One of the most striking challenges I've read during the War on Terrorism came from Jim Manzi, author of the excellent Uncontrolled, in a 2009 post at National Review explaining why he opposes waterboarding. There's a lot to his argument, but he concluded by talking about the actual threat we face and the demands that life in a free, moral society imposes on its members. His words are relevant to the debate about targeted killing, as I'll explain momentarily.
Consider the situation we face as a nation, Manzi wrote:
We have suffered several thousand casualties from 9/11 through today. Suppose we had a 9/11-level attack with 3,000 casualties per year every year. Each person reading this would face a probability of death from this source of about 0.001% each year. A Republic demands courage -- not foolhardy and unsustainable "principle at all costs," but reasoned courage -- from its citizens .... To demand that the government "keep us safe" by doing things out of our sight that we have refused to do in much more serious situations so that we can avoid such a risk is weak and pathetic. It is the demand of spoiled children, or the cosseted residents of the imperial city. In the actual situation we face, to demand that our government waterboard detainees in dark cells is cowardice.I feel similarly about the parts of the drone war being conducted outside of the war zone in Afghanistan. Obama's targeted killings, as currently practiced, may well inspire more terrorist attacks than they prevent. They may well weaken the rule of law in a way that hurts Americans more than it helps us.
But say I'm wrong about that. Set aside those objections.
Even so, are we really willing to say that extending due process to the few Americans accused of being terrorists is too dangerous? Is taking care to be sure that we don't kill innocent civilians in an impoverished country really too heavy a burden for us to bear, given that any drone strike America forgoes is very unlikely to result in a terrorist attack here, increasing the risk infinitesimally at most? Are we really too afraid to put the Department of Defense in charge of drone strikes rather than the CIA, with its less onerous protocol for killing? Is it really an unacceptable threat to our safety to impose transparent protocol for targeted killings on Obama?
There could always be a massive terrorist attack tomorrow -- that's the nature of living in a free society. The perpetrator could be a Tim McVeigh or an Osama bin Laden or something else still.

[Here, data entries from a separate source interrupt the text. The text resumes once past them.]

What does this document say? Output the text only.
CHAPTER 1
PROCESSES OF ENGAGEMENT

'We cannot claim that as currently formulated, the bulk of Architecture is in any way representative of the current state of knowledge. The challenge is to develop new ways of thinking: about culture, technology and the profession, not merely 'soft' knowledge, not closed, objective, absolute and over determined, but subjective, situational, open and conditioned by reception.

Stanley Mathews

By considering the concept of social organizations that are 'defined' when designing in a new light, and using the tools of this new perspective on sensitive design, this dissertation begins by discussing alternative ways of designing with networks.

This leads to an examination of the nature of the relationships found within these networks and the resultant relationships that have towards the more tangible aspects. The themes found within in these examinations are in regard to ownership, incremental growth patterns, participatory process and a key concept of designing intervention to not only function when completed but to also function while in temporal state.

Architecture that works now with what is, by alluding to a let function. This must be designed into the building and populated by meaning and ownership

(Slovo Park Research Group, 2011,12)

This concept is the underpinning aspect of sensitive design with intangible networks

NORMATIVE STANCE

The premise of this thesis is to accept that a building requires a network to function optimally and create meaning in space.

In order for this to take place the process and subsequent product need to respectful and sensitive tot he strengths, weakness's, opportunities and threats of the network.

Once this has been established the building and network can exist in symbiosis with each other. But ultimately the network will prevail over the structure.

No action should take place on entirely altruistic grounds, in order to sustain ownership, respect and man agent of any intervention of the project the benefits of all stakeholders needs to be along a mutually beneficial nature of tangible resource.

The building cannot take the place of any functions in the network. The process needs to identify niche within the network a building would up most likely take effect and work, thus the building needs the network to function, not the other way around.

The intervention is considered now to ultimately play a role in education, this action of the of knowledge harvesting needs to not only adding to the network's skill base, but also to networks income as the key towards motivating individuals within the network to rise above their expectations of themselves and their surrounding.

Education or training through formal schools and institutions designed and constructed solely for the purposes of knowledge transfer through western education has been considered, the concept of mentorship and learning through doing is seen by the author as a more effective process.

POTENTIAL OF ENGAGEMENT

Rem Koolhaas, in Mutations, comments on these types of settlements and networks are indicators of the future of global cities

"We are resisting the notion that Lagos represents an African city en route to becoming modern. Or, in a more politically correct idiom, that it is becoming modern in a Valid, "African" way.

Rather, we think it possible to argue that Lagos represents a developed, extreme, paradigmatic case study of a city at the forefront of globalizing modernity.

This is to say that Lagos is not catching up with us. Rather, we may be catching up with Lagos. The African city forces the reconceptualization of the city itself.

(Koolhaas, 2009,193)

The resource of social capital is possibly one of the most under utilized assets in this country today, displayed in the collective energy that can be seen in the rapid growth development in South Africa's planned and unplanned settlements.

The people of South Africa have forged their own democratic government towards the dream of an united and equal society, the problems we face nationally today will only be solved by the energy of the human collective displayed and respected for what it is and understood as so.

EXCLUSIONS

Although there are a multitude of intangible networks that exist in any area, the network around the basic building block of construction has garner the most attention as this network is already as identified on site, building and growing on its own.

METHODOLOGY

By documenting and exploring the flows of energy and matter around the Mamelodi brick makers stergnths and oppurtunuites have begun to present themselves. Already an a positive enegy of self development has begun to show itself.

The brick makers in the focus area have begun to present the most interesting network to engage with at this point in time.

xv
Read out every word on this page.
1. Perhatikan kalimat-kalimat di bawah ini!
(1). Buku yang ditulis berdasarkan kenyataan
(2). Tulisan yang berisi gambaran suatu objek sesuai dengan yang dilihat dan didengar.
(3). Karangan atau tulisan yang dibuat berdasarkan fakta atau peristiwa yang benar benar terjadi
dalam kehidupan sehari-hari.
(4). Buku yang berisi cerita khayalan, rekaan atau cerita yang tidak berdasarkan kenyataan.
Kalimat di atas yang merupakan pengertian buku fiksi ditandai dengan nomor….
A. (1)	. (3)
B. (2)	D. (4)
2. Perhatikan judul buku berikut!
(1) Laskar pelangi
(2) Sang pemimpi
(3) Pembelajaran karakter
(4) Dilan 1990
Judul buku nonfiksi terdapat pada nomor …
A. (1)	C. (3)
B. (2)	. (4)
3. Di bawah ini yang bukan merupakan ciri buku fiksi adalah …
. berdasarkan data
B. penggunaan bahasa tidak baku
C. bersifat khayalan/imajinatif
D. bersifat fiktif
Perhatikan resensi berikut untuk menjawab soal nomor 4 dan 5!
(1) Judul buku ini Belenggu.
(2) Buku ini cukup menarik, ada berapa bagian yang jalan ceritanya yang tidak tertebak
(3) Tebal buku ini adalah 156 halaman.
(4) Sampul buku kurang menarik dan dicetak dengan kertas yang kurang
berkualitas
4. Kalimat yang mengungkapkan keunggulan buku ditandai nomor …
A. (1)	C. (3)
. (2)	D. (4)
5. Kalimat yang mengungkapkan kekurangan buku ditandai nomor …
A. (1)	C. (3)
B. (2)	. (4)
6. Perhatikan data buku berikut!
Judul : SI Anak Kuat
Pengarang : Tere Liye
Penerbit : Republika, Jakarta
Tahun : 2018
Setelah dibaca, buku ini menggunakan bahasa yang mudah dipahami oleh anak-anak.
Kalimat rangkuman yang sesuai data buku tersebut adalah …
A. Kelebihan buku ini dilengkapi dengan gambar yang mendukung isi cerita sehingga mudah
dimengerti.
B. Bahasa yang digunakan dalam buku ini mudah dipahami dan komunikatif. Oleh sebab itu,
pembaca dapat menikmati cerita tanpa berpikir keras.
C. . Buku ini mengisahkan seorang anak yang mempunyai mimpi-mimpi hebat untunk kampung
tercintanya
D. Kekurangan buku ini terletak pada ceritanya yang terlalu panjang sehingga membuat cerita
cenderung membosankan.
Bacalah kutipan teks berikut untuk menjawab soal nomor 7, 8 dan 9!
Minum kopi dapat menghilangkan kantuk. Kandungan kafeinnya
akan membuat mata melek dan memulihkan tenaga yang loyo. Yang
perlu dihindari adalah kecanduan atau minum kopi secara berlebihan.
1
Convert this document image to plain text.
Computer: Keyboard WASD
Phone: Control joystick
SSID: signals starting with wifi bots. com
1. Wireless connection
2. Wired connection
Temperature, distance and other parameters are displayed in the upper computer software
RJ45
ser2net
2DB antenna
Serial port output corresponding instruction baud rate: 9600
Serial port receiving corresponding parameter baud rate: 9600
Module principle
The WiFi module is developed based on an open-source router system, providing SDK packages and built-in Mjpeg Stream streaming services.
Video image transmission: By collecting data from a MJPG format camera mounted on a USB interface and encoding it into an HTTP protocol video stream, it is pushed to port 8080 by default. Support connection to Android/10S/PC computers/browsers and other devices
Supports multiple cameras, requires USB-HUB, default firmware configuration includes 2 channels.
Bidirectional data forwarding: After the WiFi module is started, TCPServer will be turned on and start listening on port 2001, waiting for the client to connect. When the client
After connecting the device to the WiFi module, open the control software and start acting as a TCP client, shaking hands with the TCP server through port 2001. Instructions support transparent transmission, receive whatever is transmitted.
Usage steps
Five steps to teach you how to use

But remember that the 0.001 percent chance of dying in a terrorist attack that Manzi cited is based on a scenario where a 9/11-style attack happens every year. And that between September 12, 2001 and 2008, when the drone war began in its current form, our homeland didn't suffer any mass casualty attacks. Yet Americans insist on a drone program exactly as it exists today, with no additional safeguards, in the name of safety. What sort of risk calculation are they employing? *
It isn't a rational one. It is driven by ginned-up fear more than logic, and its adherents are failing to exhibit the courage that living in a free, moral country demands. They aren't being asked to give up killing Al Qaeda members, just to take more care to ensure that everyone they kill really belongs to the organization. Doing so might reduce blowback over time. At worst, it would save innocents at the cost of letting a tiny number of bad guys get away. But we won't do it, in part because we're irrationally afraid, and in part because we place far too low a value on the lives of innocent non-Americans in Muslim countries.
Look at it this way.
There were almost 10,000 drunk-driving fatalities in 2011 alone. That's the equivalent of three 9/11s in people killed, plus many more seriously injured, every year. Is a majority of Americans ready to lower the blood alcohol limit to 0.01 and to mandate breathalyzers on all ignition switches? Nope. That would be an onerous government intrusion on liberty. I'm fine with that. But it vexes me when the same citizenry faces the significantly lower risk that terrorists pose, spends far more on prevention, and still insists that targeted killings in Yemen and Somalia can't be constrained, because taking more care to save innocents would threaten us.
Many Americans willingly take bigger risks to scuba dive, ride a motorcycle, or eat junk food than they are willing to take to spare the lives of far away kids. As my colleague Ta-Nehisi Coates put it, writing on a related subject, "Our problem is we think we're better than we actually are. We've gotten so good at telling ourselves this."
Let's actually be better.
*The same one that got us into Iraq?